The optional tax class would see small agri-food businesses attached to a farm property and evaluated up to $50,000 be taxed at 25 per cent of the commercial or industrial tax rate.
Ménard-Brault said the UCPR estimated about 107 properties in the region could be eligible for the proposed tax sub-class. But that’s a rough estimate, given the province hasn’t yet come out with the requirement for eligibility.
If those 107 properties were to be taxed under the new rate, it would result in a $19,000 loss in tax revenue for the UCPR and about $29,000 across the eight lower-tier municipalities.
Ménard-Brault’s recommendation was for council to postpone until next year to look into adopting the tax class since the Municipal Property Assessment Corporation (MPAC) has already done the property assessments and many budgets have been adopted.
She added that if the UCPR was to adopt the tax class then all lower-tier municipalities would have to adopt it as well.

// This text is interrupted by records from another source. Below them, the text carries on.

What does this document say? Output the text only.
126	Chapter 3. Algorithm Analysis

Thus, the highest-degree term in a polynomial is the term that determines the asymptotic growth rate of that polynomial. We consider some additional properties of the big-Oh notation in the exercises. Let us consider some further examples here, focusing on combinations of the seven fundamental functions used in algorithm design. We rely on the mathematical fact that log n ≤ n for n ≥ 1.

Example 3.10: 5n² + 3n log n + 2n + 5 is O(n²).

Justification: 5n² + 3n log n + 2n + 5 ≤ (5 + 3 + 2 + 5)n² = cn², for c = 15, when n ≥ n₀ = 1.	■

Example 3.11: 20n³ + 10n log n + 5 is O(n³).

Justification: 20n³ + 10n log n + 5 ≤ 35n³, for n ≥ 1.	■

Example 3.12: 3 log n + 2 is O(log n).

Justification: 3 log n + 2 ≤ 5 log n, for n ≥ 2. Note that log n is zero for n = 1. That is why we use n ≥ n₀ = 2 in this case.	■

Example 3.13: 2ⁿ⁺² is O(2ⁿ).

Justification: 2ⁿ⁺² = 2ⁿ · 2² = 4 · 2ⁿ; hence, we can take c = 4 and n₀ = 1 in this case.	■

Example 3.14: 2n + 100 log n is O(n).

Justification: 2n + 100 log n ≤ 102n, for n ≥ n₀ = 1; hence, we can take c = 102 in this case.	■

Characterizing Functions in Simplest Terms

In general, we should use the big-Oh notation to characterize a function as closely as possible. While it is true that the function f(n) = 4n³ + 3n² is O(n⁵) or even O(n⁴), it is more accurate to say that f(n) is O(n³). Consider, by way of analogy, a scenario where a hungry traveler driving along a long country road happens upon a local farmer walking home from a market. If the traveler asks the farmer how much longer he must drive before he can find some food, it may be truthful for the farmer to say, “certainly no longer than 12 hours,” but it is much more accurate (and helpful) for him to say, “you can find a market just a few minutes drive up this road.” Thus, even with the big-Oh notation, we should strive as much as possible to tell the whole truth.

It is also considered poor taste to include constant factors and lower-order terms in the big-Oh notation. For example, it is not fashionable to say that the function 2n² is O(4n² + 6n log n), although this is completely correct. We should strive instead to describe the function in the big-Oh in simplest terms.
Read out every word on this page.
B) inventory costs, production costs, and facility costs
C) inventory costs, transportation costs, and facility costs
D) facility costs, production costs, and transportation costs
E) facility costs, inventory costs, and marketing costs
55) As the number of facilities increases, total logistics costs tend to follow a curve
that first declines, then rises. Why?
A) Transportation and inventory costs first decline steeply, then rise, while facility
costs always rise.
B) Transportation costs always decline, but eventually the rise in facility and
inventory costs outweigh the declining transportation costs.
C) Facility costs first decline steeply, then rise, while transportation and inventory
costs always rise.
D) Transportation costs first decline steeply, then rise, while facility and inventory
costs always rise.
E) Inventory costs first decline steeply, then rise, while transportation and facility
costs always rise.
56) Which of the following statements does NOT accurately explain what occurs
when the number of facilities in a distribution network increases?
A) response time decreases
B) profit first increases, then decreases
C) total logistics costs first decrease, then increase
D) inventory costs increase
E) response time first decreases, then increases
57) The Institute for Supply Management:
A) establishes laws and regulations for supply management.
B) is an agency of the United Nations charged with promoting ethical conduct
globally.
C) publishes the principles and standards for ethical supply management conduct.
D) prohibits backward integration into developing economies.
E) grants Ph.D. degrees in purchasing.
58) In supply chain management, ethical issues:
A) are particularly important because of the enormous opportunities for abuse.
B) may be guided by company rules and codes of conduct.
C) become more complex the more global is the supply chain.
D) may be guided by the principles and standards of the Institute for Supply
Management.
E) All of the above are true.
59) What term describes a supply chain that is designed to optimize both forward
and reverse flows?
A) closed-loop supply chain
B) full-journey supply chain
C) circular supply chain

If that was the case for this year, that would mean the municipalities would have to reimburse the property that would qualify under the new class.
Ultimately, council accepted the recommendation and will wait until 2019 to see if it will implement the new class.
Lowering other tax classes
Once that was settled, Ménard-Brault presented a report aimed at lowering two other tax classes: industrial and large industrial.
“Our ratios are higher than the maximum imposed by the province,” she said, “which is 2.63 for both categories.”
The report proposed dropping the industrial and large industrial rates from 2.96 to 2.87 and from 3.98 to 3.86, respectively.
“We looked at the other ratios for counties in Eastern Ontario and realized we were the ones with the highest ratio for those classes,” said Ménard-Brault. “With the ratios we have, it’s hard to attract businesses to our region.”
The average tax bill for a UCPR resident increases by about $0.78 to make up for the changes.
When originally preparing this year’s budget, the UCPR estimated about $680,000 worth of growth in the region.
MPAC’s final assessment came back and evaluated the growth to be at $730,000—giving the UCPR a bonus $50,000.
In that case, council had to decide whether to change the tax rate to account for the growth or continue with budget’s current form. If taking the change into account, the overall tax rate increase would drop from 2.7 per cent to 2.6 per cent.
Ménard-Brault recommended sticking with the proposed 2.7 per cent increase and keeping the $50,000 to pay off the consulting fee for the updated fire dispatch system, which wasn’t included in the year’s budget.
Most of council agreed.
“This is another way to increase taxes slowly,” said Clarence-Rockland Mayor Guy Desjardins. “If we can bring taxes down, I’m always in favour.”
In keeping the 2.7 per cent increase, the average tax bill will increase $1.25; in addition to the industrial and large industrial changes above, it actually increases just over two dollars.